Vinik by no means is the only commentator to go into hyperbolic meltdown over Rand Paul. Nobel Prize economics laureate Paul Krugman, recently, in Money Makes Crazy:
Right now, the most obvious manifestation of money madness is Senator Rand Paul’s “Audit the Fed” campaign. Mr. Paul likes to warn that the Fed’s efforts to bolster the economy may lead to hyperinflation; he loves talking about the wheelbarrows of cash that people carted around in Weimar Germany.
Prof. Krugman, a polemicist, characteristically exaggerates. Mr.
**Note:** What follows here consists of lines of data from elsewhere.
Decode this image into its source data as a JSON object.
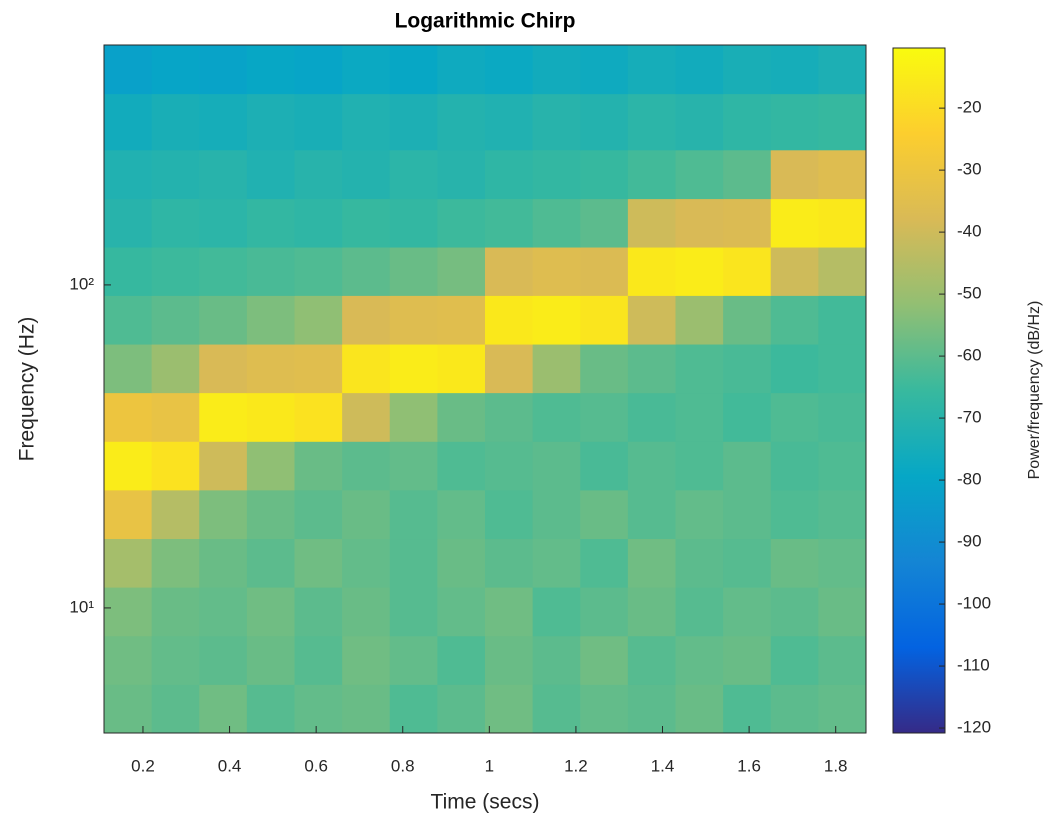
{
  "chart_data": {
    "type": "heatmap",
    "title": "Logarithmic Chirp",
    "x_label": "Time (secs)",
    "y_label": "Frequency (Hz)",
    "colorbar_label": "Power/frequency (dB/Hz)",
    "y_scale": "log",
    "xlim": [
      0.11,
      1.87
    ],
    "ylim": [
      4.1,
      553
    ],
    "xticks": [
      0.2,
      0.4,
      0.6,
      0.8,
      1,
      1.2,
      1.4,
      1.6,
      1.8
    ],
    "yticks": [
      {
        "value": 10,
        "label": "10¹"
      },
      {
        "value": 100,
        "label": "10²"
      }
    ],
    "clim": [
      -120.8,
      -10.3
    ],
    "cticks": [
      -120,
      -110,
      -100,
      -90,
      -80,
      -70,
      -60,
      -50,
      -40,
      -30,
      -20
    ],
    "colormap": [
      "#352a87",
      "#0363e1",
      "#1485d4",
      "#06a7c6",
      "#38b99e",
      "#92bf73",
      "#d9ba56",
      "#fcce2e",
      "#f9fb0e"
    ],
    "xbins": [
      0.11,
      0.22,
      0.33,
      0.44,
      0.55,
      0.66,
      0.77,
      0.88,
      0.99,
      1.1,
      1.21,
      1.32,
      1.43,
      1.54,
      1.65,
      1.76,
      1.87
    ],
    "ybins": [
      4.1,
      5.8,
      8.2,
      11.6,
      16.4,
      23.2,
      32.8,
      46.4,
      65.6,
      92.8,
      131,
      185,
      262,
      391,
      553
    ],
    "z": [
      [
        -58,
        -60,
        -57,
        -61,
        -59,
        -58,
        -62,
        -60,
        -57,
        -61,
        -59,
        -60,
        -58,
        -62,
        -60,
        -59
      ],
      [
        -57,
        -59,
        -60,
        -58,
        -61,
        -57,
        -59,
        -62,
        -58,
        -60,
        -57,
        -61,
        -59,
        -58,
        -62,
        -60
      ],
      [
        -55,
        -58,
        -59,
        -57,
        -60,
        -58,
        -61,
        -59,
        -57,
        -62,
        -60,
        -58,
        -61,
        -59,
        -60,
        -58
      ],
      [
        -48,
        -55,
        -58,
        -60,
        -57,
        -59,
        -61,
        -58,
        -60,
        -59,
        -62,
        -57,
        -60,
        -61,
        -58,
        -59
      ],
      [
        -32,
        -45,
        -55,
        -58,
        -60,
        -58,
        -61,
        -59,
        -62,
        -60,
        -58,
        -61,
        -59,
        -60,
        -62,
        -61
      ],
      [
        -15,
        -18,
        -40,
        -52,
        -58,
        -60,
        -59,
        -62,
        -61,
        -60,
        -63,
        -61,
        -62,
        -60,
        -63,
        -62
      ],
      [
        -30,
        -32,
        -15,
        -16,
        -18,
        -40,
        -52,
        -58,
        -60,
        -62,
        -61,
        -63,
        -62,
        -64,
        -62,
        -63
      ],
      [
        -55,
        -50,
        -38,
        -36,
        -35,
        -17,
        -15,
        -16,
        -38,
        -50,
        -58,
        -60,
        -62,
        -63,
        -65,
        -64
      ],
      [
        -62,
        -60,
        -58,
        -55,
        -52,
        -38,
        -36,
        -35,
        -16,
        -15,
        -17,
        -40,
        -50,
        -58,
        -62,
        -64
      ],
      [
        -66,
        -65,
        -64,
        -63,
        -62,
        -60,
        -58,
        -56,
        -38,
        -36,
        -37,
        -16,
        -15,
        -17,
        -40,
        -45
      ],
      [
        -70,
        -68,
        -69,
        -67,
        -68,
        -66,
        -67,
        -65,
        -64,
        -62,
        -60,
        -40,
        -38,
        -37,
        -15,
        -16
      ],
      [
        -72,
        -71,
        -70,
        -72,
        -70,
        -71,
        -69,
        -70,
        -68,
        -67,
        -66,
        -64,
        -62,
        -60,
        -38,
        -36
      ],
      [
        -76,
        -74,
        -75,
        -73,
        -74,
        -72,
        -73,
        -71,
        -72,
        -70,
        -71,
        -69,
        -70,
        -68,
        -67,
        -66
      ],
      [
        -82,
        -80,
        -81,
        -79,
        -80,
        -78,
        -79,
        -77,
        -78,
        -76,
        -77,
        -75,
        -76,
        -74,
        -75,
        -73
      ]
    ]
  }
}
Paul “likes to warn?” The record demonstrates two brief statements of concern, made in obscure venues, by Dr. Paul. If there are any more they must be obiter dicta in venues even more obscure, showing these “likes” to be far less than a leitmotif of Paul’s rhetoric, much less agenda.
Krugman goes on to indict the Republicans as “monetary crazy” — based mostly on a few stray comments and some utterly irrelevant, outlying, positions such as one derived from Ayn Rand. Few of the positions he cites are any part of the real discourse now ongoing among the center right. Krugman studiously ignores intelligent concerns stated by the Honorable Paul Volcker, the Honorable Jeb Hensarling, the Honorable Scott Garrett, and the Honorable Kevin Brady, among others, as well as scholarly publications by Heritage Foundation, Cato Institute, Atlas Foundation, and other center-right policy institutes (such as American Principles in Action, which I professionally advise).
Prof. Krugman and Danny Vinik thus present themselves as exhibits in support of the observation of Sen. Nelson Aldrich, head of the National Monetary Commission, before the New York Economics Club in 1909, “[T]he study of monetary questions is one of the leading causes of insanity” … (which the erudite Krugman’s headline, Money Makes Crazy, echoes).
Krugman is right about one thing, though: “Monetary policy … should be” a major issue in the 2016 campaign. And Danny Vinik, despite his errors, is right about one thing. Rand Paul might well be “by far the most dangerous candidate in the 2016 field” — though for the the progressive central planning agenda, not for the economy.
Liberal fire is a badge of honor. Liberal fire will be an asset, should he choose to run, in the presidential primaries. Rand Paul draws liberal fire.